Au Royaume-Uni, la démocratie à parti unique existe sous des formes non Tory – grâce aux politiques de dévolution promulguées par le Labour. Le Pays de Galles a été continuellement gouverné par les travaillistes (parfois dans des coalitions) depuis 1999, l’Écosse par le SNP depuis 2007. Et les préoccupations concernant la tendance du Royaume-Uni à produire des monocultures démocratiques sont antérieures à l’ère actuelle des conservateurs. Il y a vingt ans, sous Blair, le politologue Colin Crouch a inventé l’expression « post-démocratie » pour décrire la contraction de la politique électorale à « un petit éventail de questions », sélectionnées « par des équipes rivales de professionnels », tandis que des questions plus fondamentales étaient réglées en privé par les grandes entreprises et des politiciens déférents.

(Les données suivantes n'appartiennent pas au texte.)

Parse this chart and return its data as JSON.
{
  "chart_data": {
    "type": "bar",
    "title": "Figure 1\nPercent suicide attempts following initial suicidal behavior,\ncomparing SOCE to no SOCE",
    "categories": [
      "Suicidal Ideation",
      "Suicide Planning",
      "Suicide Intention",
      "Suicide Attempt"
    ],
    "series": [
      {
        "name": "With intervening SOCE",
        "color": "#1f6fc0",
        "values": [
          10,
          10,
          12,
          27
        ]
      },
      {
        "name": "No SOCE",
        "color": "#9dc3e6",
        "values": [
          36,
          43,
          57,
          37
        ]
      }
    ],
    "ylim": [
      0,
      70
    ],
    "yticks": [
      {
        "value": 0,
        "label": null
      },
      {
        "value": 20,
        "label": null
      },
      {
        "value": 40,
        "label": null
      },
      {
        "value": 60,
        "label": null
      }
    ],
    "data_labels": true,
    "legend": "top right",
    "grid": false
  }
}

Dans un sens, notre démocratie est plus saine maintenant. Les travaillistes et les conservateurs sont en désaccord beaucoup plus profond que pendant les années Blair – les électeurs ont un choix approprié. Mais à d’autres égards, ce que nous avons maintenant est pire : un système politique dominé non pas par des « professionnels » – les ministres fades mais souvent compétents et travailleurs du New Labour – mais par des figures amateurs des Tories.

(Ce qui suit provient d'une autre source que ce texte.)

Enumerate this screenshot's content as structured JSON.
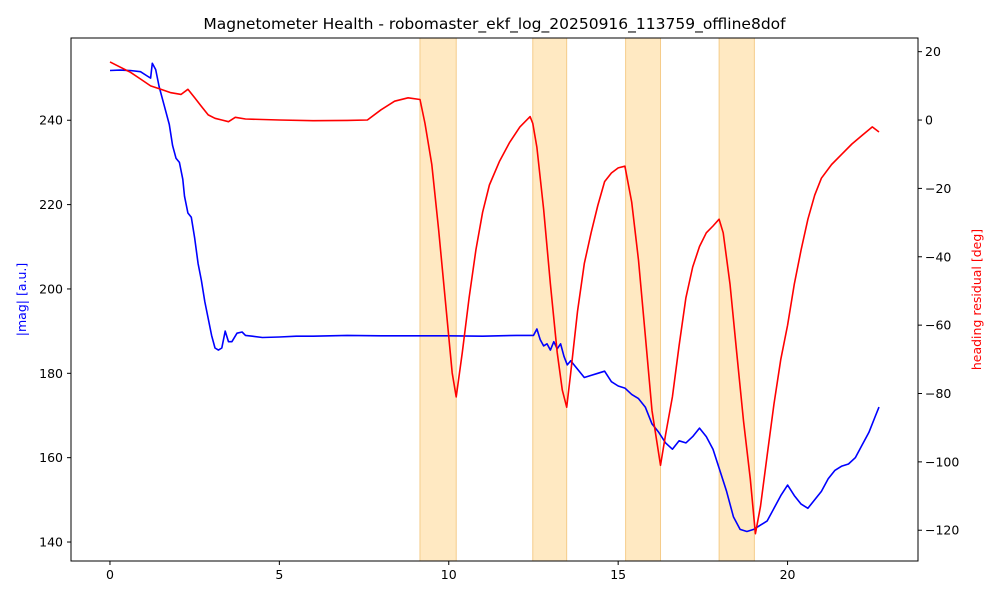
{
  "chart_data": {
    "type": "line",
    "title": "Magnetometer Health - robomaster_ekf_log_20250916_113759_offline8dof",
    "xlabel": "",
    "ylabel_left": "|mag| [a.u.]",
    "ylabel_right": "heading residual [deg]",
    "xlim": [
      -1.15,
      23.85
    ],
    "ylim_left": [
      135.5,
      259.5
    ],
    "ylim_right": [
      -129,
      24
    ],
    "x_ticks": [
      0,
      5,
      10,
      15,
      20
    ],
    "y_ticks_left": [
      140,
      160,
      180,
      200,
      220,
      240
    ],
    "y_ticks_right": [
      20,
      0,
      -20,
      -40,
      -60,
      -80,
      -100,
      -120
    ],
    "grid": false,
    "shaded_intervals": [
      [
        9.15,
        10.22
      ],
      [
        12.48,
        13.48
      ],
      [
        15.22,
        16.25
      ],
      [
        17.98,
        19.02
      ]
    ],
    "colors": {
      "left_series": "#0000ff",
      "right_series": "#ff0000",
      "shade": "#ffe9c2",
      "shade_edge": "#f5cc8a"
    },
    "series": [
      {
        "axis": "left",
        "color": "#0000ff",
        "points": [
          [
            0,
            251.8
          ],
          [
            0.3,
            251.9
          ],
          [
            0.6,
            251.8
          ],
          [
            0.9,
            251.5
          ],
          [
            1.1,
            250.5
          ],
          [
            1.2,
            250
          ],
          [
            1.25,
            253.5
          ],
          [
            1.35,
            252
          ],
          [
            1.45,
            248
          ],
          [
            1.55,
            245
          ],
          [
            1.65,
            242
          ],
          [
            1.75,
            239
          ],
          [
            1.85,
            234
          ],
          [
            1.95,
            231
          ],
          [
            2.05,
            230
          ],
          [
            2.15,
            226
          ],
          [
            2.2,
            222
          ],
          [
            2.3,
            218
          ],
          [
            2.4,
            217
          ],
          [
            2.5,
            212
          ],
          [
            2.6,
            206
          ],
          [
            2.7,
            202
          ],
          [
            2.8,
            197
          ],
          [
            2.9,
            193
          ],
          [
            3.0,
            189
          ],
          [
            3.1,
            186
          ],
          [
            3.2,
            185.5
          ],
          [
            3.3,
            186
          ],
          [
            3.4,
            190
          ],
          [
            3.5,
            187.5
          ],
          [
            3.6,
            187.5
          ],
          [
            3.75,
            189.5
          ],
          [
            3.9,
            189.8
          ],
          [
            4.0,
            189
          ],
          [
            4.2,
            188.8
          ],
          [
            4.5,
            188.5
          ],
          [
            5.0,
            188.6
          ],
          [
            5.5,
            188.8
          ],
          [
            6,
            188.8
          ],
          [
            7,
            189
          ],
          [
            8,
            188.9
          ],
          [
            9,
            188.9
          ],
          [
            10,
            188.9
          ],
          [
            11,
            188.8
          ],
          [
            12,
            189
          ],
          [
            12.5,
            189
          ],
          [
            12.6,
            190.5
          ],
          [
            12.7,
            188
          ],
          [
            12.8,
            186.5
          ],
          [
            12.9,
            187
          ],
          [
            13.0,
            185.5
          ],
          [
            13.1,
            187.5
          ],
          [
            13.2,
            185.8
          ],
          [
            13.3,
            187
          ],
          [
            13.4,
            184
          ],
          [
            13.5,
            182
          ],
          [
            13.6,
            183
          ],
          [
            13.8,
            181
          ],
          [
            14.0,
            179
          ],
          [
            14.2,
            179.5
          ],
          [
            14.4,
            180
          ],
          [
            14.6,
            180.5
          ],
          [
            14.8,
            178
          ],
          [
            15.0,
            177
          ],
          [
            15.2,
            176.5
          ],
          [
            15.4,
            175
          ],
          [
            15.6,
            174
          ],
          [
            15.8,
            172
          ],
          [
            16.0,
            168
          ],
          [
            16.2,
            166
          ],
          [
            16.4,
            163.5
          ],
          [
            16.6,
            162
          ],
          [
            16.8,
            164
          ],
          [
            17.0,
            163.5
          ],
          [
            17.2,
            165
          ],
          [
            17.4,
            167
          ],
          [
            17.6,
            165
          ],
          [
            17.8,
            162
          ],
          [
            18.0,
            157
          ],
          [
            18.2,
            152
          ],
          [
            18.4,
            146
          ],
          [
            18.6,
            143
          ],
          [
            18.8,
            142.5
          ],
          [
            19.0,
            143
          ],
          [
            19.2,
            144
          ],
          [
            19.4,
            145
          ],
          [
            19.6,
            148
          ],
          [
            19.8,
            151
          ],
          [
            20.0,
            153.5
          ],
          [
            20.2,
            151
          ],
          [
            20.4,
            149
          ],
          [
            20.6,
            148
          ],
          [
            20.8,
            150
          ],
          [
            21.0,
            152
          ],
          [
            21.2,
            155
          ],
          [
            21.4,
            157
          ],
          [
            21.6,
            158
          ],
          [
            21.8,
            158.5
          ],
          [
            22.0,
            160
          ],
          [
            22.2,
            163
          ],
          [
            22.4,
            166
          ],
          [
            22.6,
            170
          ],
          [
            22.7,
            172
          ]
        ]
      },
      {
        "axis": "right",
        "color": "#ff0000",
        "points": [
          [
            0,
            17
          ],
          [
            0.3,
            15.5
          ],
          [
            0.6,
            14
          ],
          [
            0.9,
            12
          ],
          [
            1.2,
            10
          ],
          [
            1.5,
            9
          ],
          [
            1.8,
            8
          ],
          [
            2.1,
            7.5
          ],
          [
            2.3,
            9
          ],
          [
            2.5,
            6.5
          ],
          [
            2.7,
            4
          ],
          [
            2.9,
            1.5
          ],
          [
            3.1,
            0.5
          ],
          [
            3.3,
            0
          ],
          [
            3.5,
            -0.5
          ],
          [
            3.7,
            0.8
          ],
          [
            4,
            0.3
          ],
          [
            5,
            0
          ],
          [
            6,
            -0.2
          ],
          [
            7,
            -0.1
          ],
          [
            7.6,
            0
          ],
          [
            8.0,
            3
          ],
          [
            8.4,
            5.5
          ],
          [
            8.8,
            6.5
          ],
          [
            9.15,
            6
          ],
          [
            9.3,
            -1
          ],
          [
            9.5,
            -13
          ],
          [
            9.7,
            -32
          ],
          [
            9.9,
            -53
          ],
          [
            10.1,
            -74
          ],
          [
            10.22,
            -81
          ],
          [
            10.4,
            -68
          ],
          [
            10.6,
            -52
          ],
          [
            10.8,
            -38
          ],
          [
            11.0,
            -27
          ],
          [
            11.2,
            -19
          ],
          [
            11.5,
            -12
          ],
          [
            11.8,
            -6.5
          ],
          [
            12.1,
            -2
          ],
          [
            12.4,
            1
          ],
          [
            12.48,
            -1
          ],
          [
            12.6,
            -8
          ],
          [
            12.8,
            -26
          ],
          [
            13.0,
            -48
          ],
          [
            13.2,
            -68
          ],
          [
            13.35,
            -79
          ],
          [
            13.48,
            -84
          ],
          [
            13.6,
            -74
          ],
          [
            13.8,
            -56
          ],
          [
            14.0,
            -42
          ],
          [
            14.2,
            -33
          ],
          [
            14.4,
            -25
          ],
          [
            14.6,
            -18
          ],
          [
            14.8,
            -15.5
          ],
          [
            15.0,
            -14
          ],
          [
            15.2,
            -13.5
          ],
          [
            15.4,
            -24
          ],
          [
            15.6,
            -41
          ],
          [
            15.8,
            -63
          ],
          [
            16.0,
            -85
          ],
          [
            16.25,
            -101
          ],
          [
            16.4,
            -92
          ],
          [
            16.6,
            -81
          ],
          [
            16.8,
            -66
          ],
          [
            17.0,
            -52
          ],
          [
            17.2,
            -43
          ],
          [
            17.4,
            -37
          ],
          [
            17.6,
            -33
          ],
          [
            17.8,
            -31
          ],
          [
            17.98,
            -29
          ],
          [
            18.1,
            -33
          ],
          [
            18.3,
            -48
          ],
          [
            18.5,
            -68
          ],
          [
            18.7,
            -88
          ],
          [
            18.9,
            -105
          ],
          [
            19.05,
            -121
          ],
          [
            19.2,
            -113
          ],
          [
            19.4,
            -98
          ],
          [
            19.6,
            -83
          ],
          [
            19.8,
            -70
          ],
          [
            20.0,
            -60
          ],
          [
            20.2,
            -48
          ],
          [
            20.4,
            -38
          ],
          [
            20.6,
            -29
          ],
          [
            20.8,
            -22
          ],
          [
            21.0,
            -17
          ],
          [
            21.3,
            -13
          ],
          [
            21.6,
            -10
          ],
          [
            21.9,
            -7
          ],
          [
            22.2,
            -4.5
          ],
          [
            22.5,
            -2
          ],
          [
            22.7,
            -3.5
          ]
        ]
      }
    ]
  }
}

Cette démocratie à parti unique durera-t-elle ? Le Parlement revient enfin la semaine prochaine. Les échecs manifestes du gouvernement sur le coronavirus continuent. Le Labour a un procureur pour un nouveau leader. Et les Tories, malgré leur suprématie électorale, semblent toujours mal équipés pour faire face aux crises qui reviendront sur le devant de la scène après le coronavirus : sur le climat, la viabilité du capitalisme moderne, et comment créer une société qui fonctionne pour tous les groupes d’âge, plutôt que principalement pour les personnes âgées et d’âge moyen. Ces questions sont susceptibles d’être trop divisées pour être réglées à l’intérieur d’un seul parti.
Lorsque l’ère conservatrice finira par se terminer, elle pourrait le faire de manière spectaculaire. Comme de nombreux dictateurs et premiers ministres de longue date l’ont découvert, il y a un gros problème pour les praticiens de la règle du parti unique. Lorsque le public décide finalement que vous n’avez pas réussi à tenir vos promesses, il n’y a personne d’autre à blâmer.